Alors le jeune comte se renversa sur le dossier de son fauteuil, allongea les jambes et se plongea, non pas dans une rêverie quelconque, mais dans cet état de somnolence qui n’est ni la veille ni le sommeil, pendant lequel l’âme semble errer dans des régions inconnues, et que les Espagnols nomment la siesta.

Pendant qu’il était ainsi, les esclaves dressaient la table, en ayant bien soin de ne pas le troubler, et la couvraient de mets exquis.

Mais bientôt le fumet des plats posés devant lui rappela le jeune homme à la réalité ; il se redressa et rapprochant son fauteuil, il se mit à table.

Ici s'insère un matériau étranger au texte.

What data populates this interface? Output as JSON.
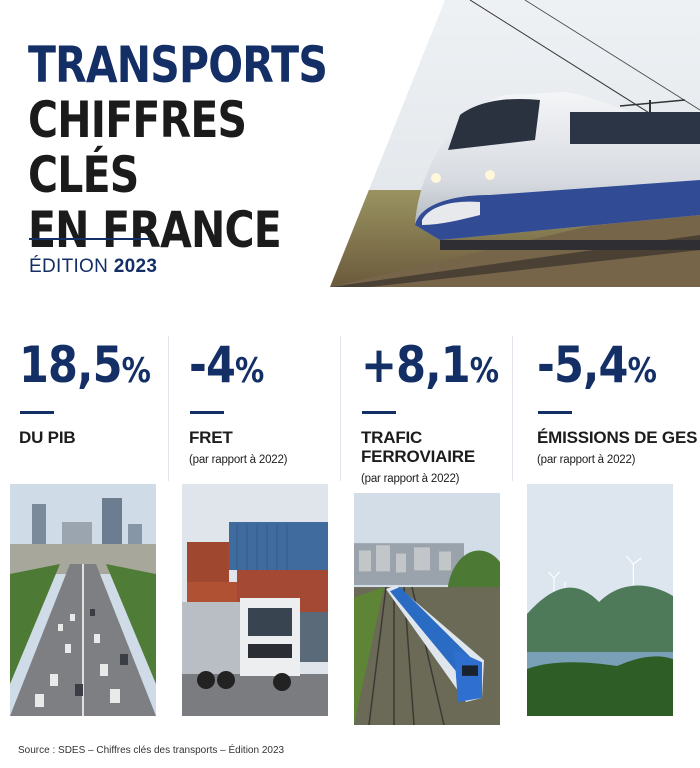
{
  "header": {
    "title_line1": "TRANSPORTS",
    "title_line2": "CHIFFRES CLÉS",
    "title_line3": "EN FRANCE",
    "edition_label": "ÉDITION",
    "edition_year": "2023"
  },
  "stats": [
    {
      "value": "18,5",
      "unit": "%",
      "label_line1": "DU PIB",
      "label_line2": "",
      "sub": "",
      "image": "paris-avenue-traffic"
    },
    {
      "value": "-4",
      "unit": "%",
      "label_line1": "FRET",
      "label_line2": "",
      "sub": "(par rapport à 2022)",
      "image": "freight-truck-containers"
    },
    {
      "value": "+8,1",
      "unit": "%",
      "label_line1": "TRAFIC",
      "label_line2": "FERROVIAIRE",
      "sub": "(par rapport à 2022)",
      "image": "commuter-train"
    },
    {
      "value": "-5,4",
      "unit": "%",
      "label_line1": "ÉMISSIONS DE GES",
      "label_line2": "",
      "sub": "(par rapport à 2022)",
      "image": "wind-turbines-hills"
    }
  ],
  "footer": {
    "source": "Source : SDES – Chiffres clés des transports – Édition 2023"
  },
  "colors": {
    "accent": "#132f66",
    "text": "#1c1c1c",
    "divider": "#e1e4ea"
  }
}
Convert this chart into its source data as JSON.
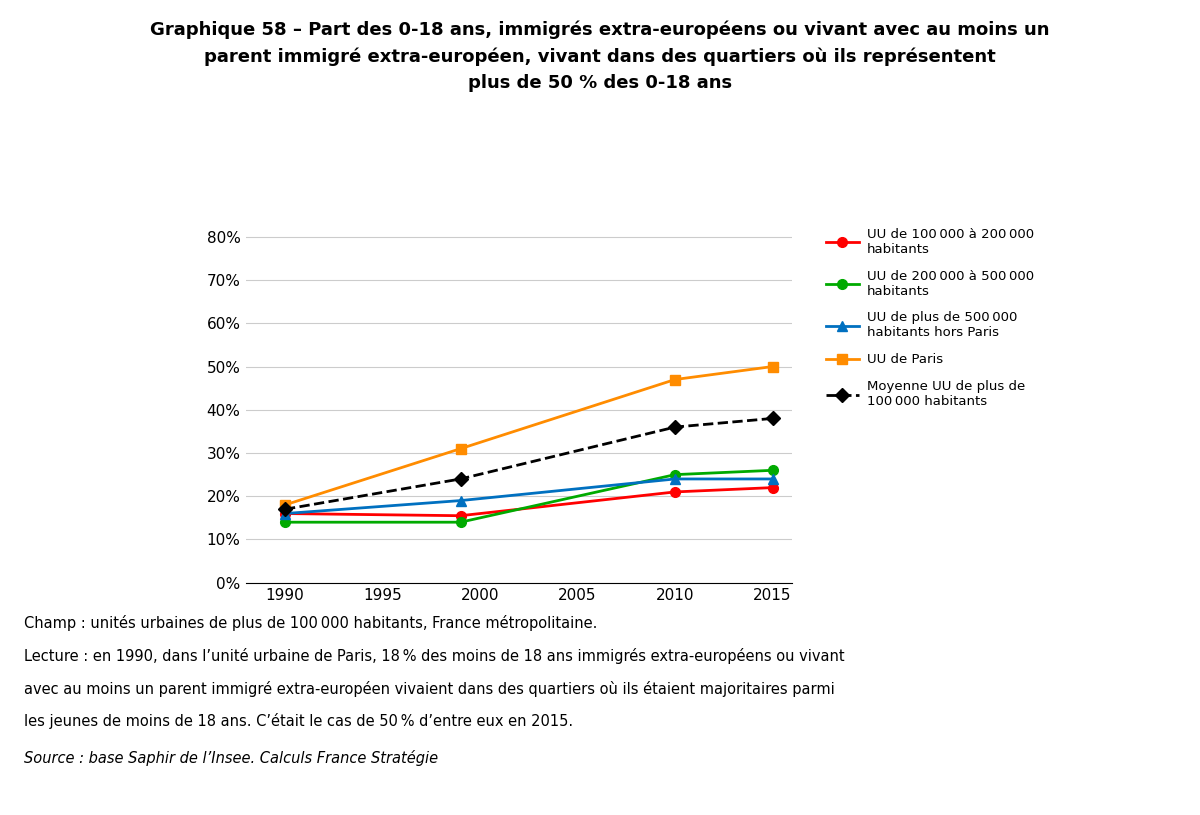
{
  "title_line1": "Graphique 58 – Part des 0-18 ans, immigrés extra-européens ou vivant avec au moins un",
  "title_line2": "parent immigré extra-européen, vivant dans des quartiers où ils représentent",
  "title_line3": "plus de 50 % des 0-18 ans",
  "years": [
    1990,
    1999,
    2010,
    2015
  ],
  "series": [
    {
      "label": "UU de 100 000 à 200 000\nhabitants",
      "color": "#FF0000",
      "marker": "o",
      "dashed": false,
      "values": [
        0.16,
        0.155,
        0.21,
        0.22
      ]
    },
    {
      "label": "UU de 200 000 à 500 000\nhabitants",
      "color": "#00AA00",
      "marker": "o",
      "dashed": false,
      "values": [
        0.14,
        0.14,
        0.25,
        0.26
      ]
    },
    {
      "label": "UU de plus de 500 000\nhabitants hors Paris",
      "color": "#0070C0",
      "marker": "^",
      "dashed": false,
      "values": [
        0.16,
        0.19,
        0.24,
        0.24
      ]
    },
    {
      "label": "UU de Paris",
      "color": "#FF8C00",
      "marker": "s",
      "dashed": false,
      "values": [
        0.18,
        0.31,
        0.47,
        0.5
      ]
    },
    {
      "label": "Moyenne UU de plus de\n100 000 habitants",
      "color": "#000000",
      "marker": "D",
      "dashed": true,
      "values": [
        0.17,
        0.24,
        0.36,
        0.38
      ]
    }
  ],
  "ylim": [
    0,
    0.82
  ],
  "yticks": [
    0.0,
    0.1,
    0.2,
    0.3,
    0.4,
    0.5,
    0.6,
    0.7,
    0.8
  ],
  "xticks": [
    1990,
    1995,
    2000,
    2005,
    2010,
    2015
  ],
  "background_color": "#FFFFFF",
  "footnote1": "Champ : unités urbaines de plus de 100 000 habitants, France métropolitaine.",
  "footnote2": "Lecture : en 1990, dans l’unité urbaine de Paris, 18 % des moins de 18 ans immigrés extra-européens ou vivant",
  "footnote3": "avec au moins un parent immigré extra-européen vivaient dans des quartiers où ils étaient majoritaires parmi",
  "footnote4": "les jeunes de moins de 18 ans. C’était le cas de 50 % d’entre eux en 2015.",
  "footnote5": "Source : base Saphir de l’Insee. Calculs France Stratégie"
}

— Pourquoi le mayordomo n’est-il pas venu ? demanda-t-il ; aurait-on négligé de l’avertir ?

— Pardon, Excellence, mais le mayordomo est absent en ce moment, répondit respectueusement un esclave.

— Absent, et pour quel motif ?

— Il fait sa visite de chaque soir autour de l’habitation, mais il ne tardera pas à être de retour ; si Votre Excellence veut être assez bonne pour patienter, bientôt elle le verra.

— Soit, bien que je ne comprenne rien à l’urgence de cette visite ; il n’y a pas de bêtes fauves ici, je suppose.

— Non, Excellence, grâce à Dieu.

— Alors que signifient ces précautions ?

— Elles servent à garantir l’habitation des attaques des ladrones, Excellence.

— Encore les ladrones ! s’écria-t-il en bondissant sur son siège. Ah çà ! mais c’est un pari ! tout le monde semble s’être donné le mot pour me mystifier, Dieu me pardonne !

En ce moment on entendit résonner des éperons sur le sol, en dehors de la salle où se trouvait le jeune homme.

— Voilà le mayordomo, Excellence, dit un des nègres.

— Enfin, c’est bien heureux ! qu’il entre.

Birbomono parut, ôta son chapeau, salua respectueusement le comte et attendit qu’il lui adressât la parole.

— Eh ! arrivez donc, lui dit le jeune homme, voilà plus d’une heure que je vous demande.

— J’en suis désespéré, Excellence, mais c’est à l’instant seulement que j’ai été prévenu.

— Je sais, je sais. Avez-vous dîné ?

— Pas encore, Excellence.

— Eh bien ! mettez-vous là, en face de moi.